Я сидел, не чуя под собой стула и не пропуская ни одного слова, вылетавшего из слегка косноязычных уст начальника. Примерно так, вероятно, чувствовал себя Колумб, стоя на коленях перед испанским королем, формулировавшим для него задание перед отправкой в кругосветное путешествие. Неужели и я дожил до того момента, когда загляну по ту сторону бугра, за которым скрывается прекрасная неизвестность, обещающая славу, почет и успех? Как и все начинающие молодые оперработники, я буквально горел желанием побыстрее испытать себя в каком-нибудь хоть маленьком деле.

Начальство отпустило мне на Исландию две недели! Сразу после беседы у Пэ Гэ (такая лаконичная кличка была дана начальнику сотрудниками отдела) я приступил к подготовке к командировке: проштудировал все, что было в отделе и управлении, покопался в обшей и оперативной библиотеке, постажировался в других подразделениях, «скроил» и «примерил» на себя легенду мидовского работника.

Отъезд из Москвы был намечен на первую декаду декабря 1968 года. По пути в исландскую столицу предстояло сделать пересадку в Копенгагене. Дания, бывшая колониальная владелица Исландии, взяла теперь на себя роль старшей сестры, по-прежнему ревниво следившей за контактами со страной гейзеров и вулканов. Между обеими столицами была налажена регулярная авиалиния, обслуживаемая исландской компанией «Лофтлейдир». Услугами этой фирмы традиционно пользовались советские дипломаты, дипкурьеры и командировочные.

Исландия тогда закупала в Советском Союзе нефть и нефтяные продукты, приглашала к себе советских гидростроителей и расплачивалась за все своей знаменитой треской и селедкой. Большие заголовки в мировой прессе сделала тогдашняя тресковая война Исландии с Великобританией, и симпатии советских людей были однозначно на стороне гордых исландцев, отстаивавших свое право на выживание. Рыбная продукция – основа экономики страны, рыболовство – главное занятие исландцев.

…Самолет «Аэрофлота» приземлился в Каструпе где-то во второй половине дня, и над городом уже спускались сумерки. В транзитном зале, где нужно было дожидаться самолета на Рейкьявик, была запланирована встреча с представителем нашего отдела в составе копенгагенской резидентуры Олегом Гордиещским. В Центре я «сидел» на Скандинавских странах и курировал его работу. Я успел уже познакомиться с ним лично в 1967 году во время его приезда в очередной отпуск. В моем распоряжении было не менее пяти часов, и в голову закрадывалась крамольная мысль о том, как бы было здорово использовать это время на хотя бы мимолетное знакомство с датской столицей. И. Гончаров, проплывая на фрегате «Паллада» через Эресунн мимо Копенгагена, страшно расстроился из-за того, что шторм помешал ему сойти на берег. Не попал в датскую столицу по какой-то случайности и Н. Карамзин.

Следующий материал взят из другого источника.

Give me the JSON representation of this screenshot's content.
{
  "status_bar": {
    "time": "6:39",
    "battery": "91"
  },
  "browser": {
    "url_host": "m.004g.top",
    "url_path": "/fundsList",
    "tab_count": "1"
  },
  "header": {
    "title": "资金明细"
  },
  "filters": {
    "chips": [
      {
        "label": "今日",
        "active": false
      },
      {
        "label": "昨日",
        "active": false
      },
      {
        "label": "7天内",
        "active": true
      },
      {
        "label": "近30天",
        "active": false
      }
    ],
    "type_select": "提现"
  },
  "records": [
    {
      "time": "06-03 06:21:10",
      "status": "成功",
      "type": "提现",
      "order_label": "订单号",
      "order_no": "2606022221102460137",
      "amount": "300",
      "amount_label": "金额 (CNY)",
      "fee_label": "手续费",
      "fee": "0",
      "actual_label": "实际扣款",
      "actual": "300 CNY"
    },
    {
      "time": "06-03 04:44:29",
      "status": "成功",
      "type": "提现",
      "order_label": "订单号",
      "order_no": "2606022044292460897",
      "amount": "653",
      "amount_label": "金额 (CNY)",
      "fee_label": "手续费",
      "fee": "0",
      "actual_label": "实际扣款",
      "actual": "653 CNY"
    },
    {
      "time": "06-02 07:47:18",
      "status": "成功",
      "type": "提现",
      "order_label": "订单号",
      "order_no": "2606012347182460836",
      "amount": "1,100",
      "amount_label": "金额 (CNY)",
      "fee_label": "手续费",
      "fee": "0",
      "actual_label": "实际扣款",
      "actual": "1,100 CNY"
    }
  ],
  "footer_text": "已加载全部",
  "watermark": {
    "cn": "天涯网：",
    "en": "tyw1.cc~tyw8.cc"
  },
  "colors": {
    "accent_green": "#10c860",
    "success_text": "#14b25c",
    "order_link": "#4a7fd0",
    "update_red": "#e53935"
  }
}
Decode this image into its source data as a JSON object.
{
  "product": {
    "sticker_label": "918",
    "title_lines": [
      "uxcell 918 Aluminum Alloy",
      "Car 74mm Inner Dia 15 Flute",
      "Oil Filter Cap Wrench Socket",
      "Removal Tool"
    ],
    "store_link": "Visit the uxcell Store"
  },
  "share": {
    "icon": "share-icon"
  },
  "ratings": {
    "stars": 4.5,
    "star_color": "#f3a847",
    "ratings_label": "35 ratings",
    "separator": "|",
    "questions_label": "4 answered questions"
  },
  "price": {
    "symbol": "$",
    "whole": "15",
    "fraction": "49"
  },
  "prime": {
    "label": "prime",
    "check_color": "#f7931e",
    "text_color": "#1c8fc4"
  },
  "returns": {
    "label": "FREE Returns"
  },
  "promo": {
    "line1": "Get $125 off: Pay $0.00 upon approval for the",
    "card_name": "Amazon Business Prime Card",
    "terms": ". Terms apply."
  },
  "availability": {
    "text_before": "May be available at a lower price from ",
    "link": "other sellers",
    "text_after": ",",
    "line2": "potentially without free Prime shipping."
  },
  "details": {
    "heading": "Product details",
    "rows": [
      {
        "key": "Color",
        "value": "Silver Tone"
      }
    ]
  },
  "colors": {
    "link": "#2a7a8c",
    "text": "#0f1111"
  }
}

Гордиевский встретил меня у трапа самолета и тут же представил маленькому тщедушному пожилому человечку, напоминавшему нахохлившегося воробья, по чужой воле оказавшегося в клетке. Это был посол СССР в Дании В. Орлов, прибывший в аэропорт, чтобы встретить какого-то важного гостя из Москвы. До назначения в Копенгаген Орлов долго был не у дел в Москве, никуда не выезжая, пока не был востребован кем-то на Старой площади для Дании. А вообще-то он имел довольно громкое прошлое и оставил свой след в советской дипломатии.

Орлов встретил своего гостя и тут же удалился. Гордиевский поспешил вслед за послом, успев, однако, предупредить меня о том, что скоро вернется и найдет меня в транзитном зале.

Ждать пришлось недолго. Гордиевский появился в транзитном зале минут через пятнадцать.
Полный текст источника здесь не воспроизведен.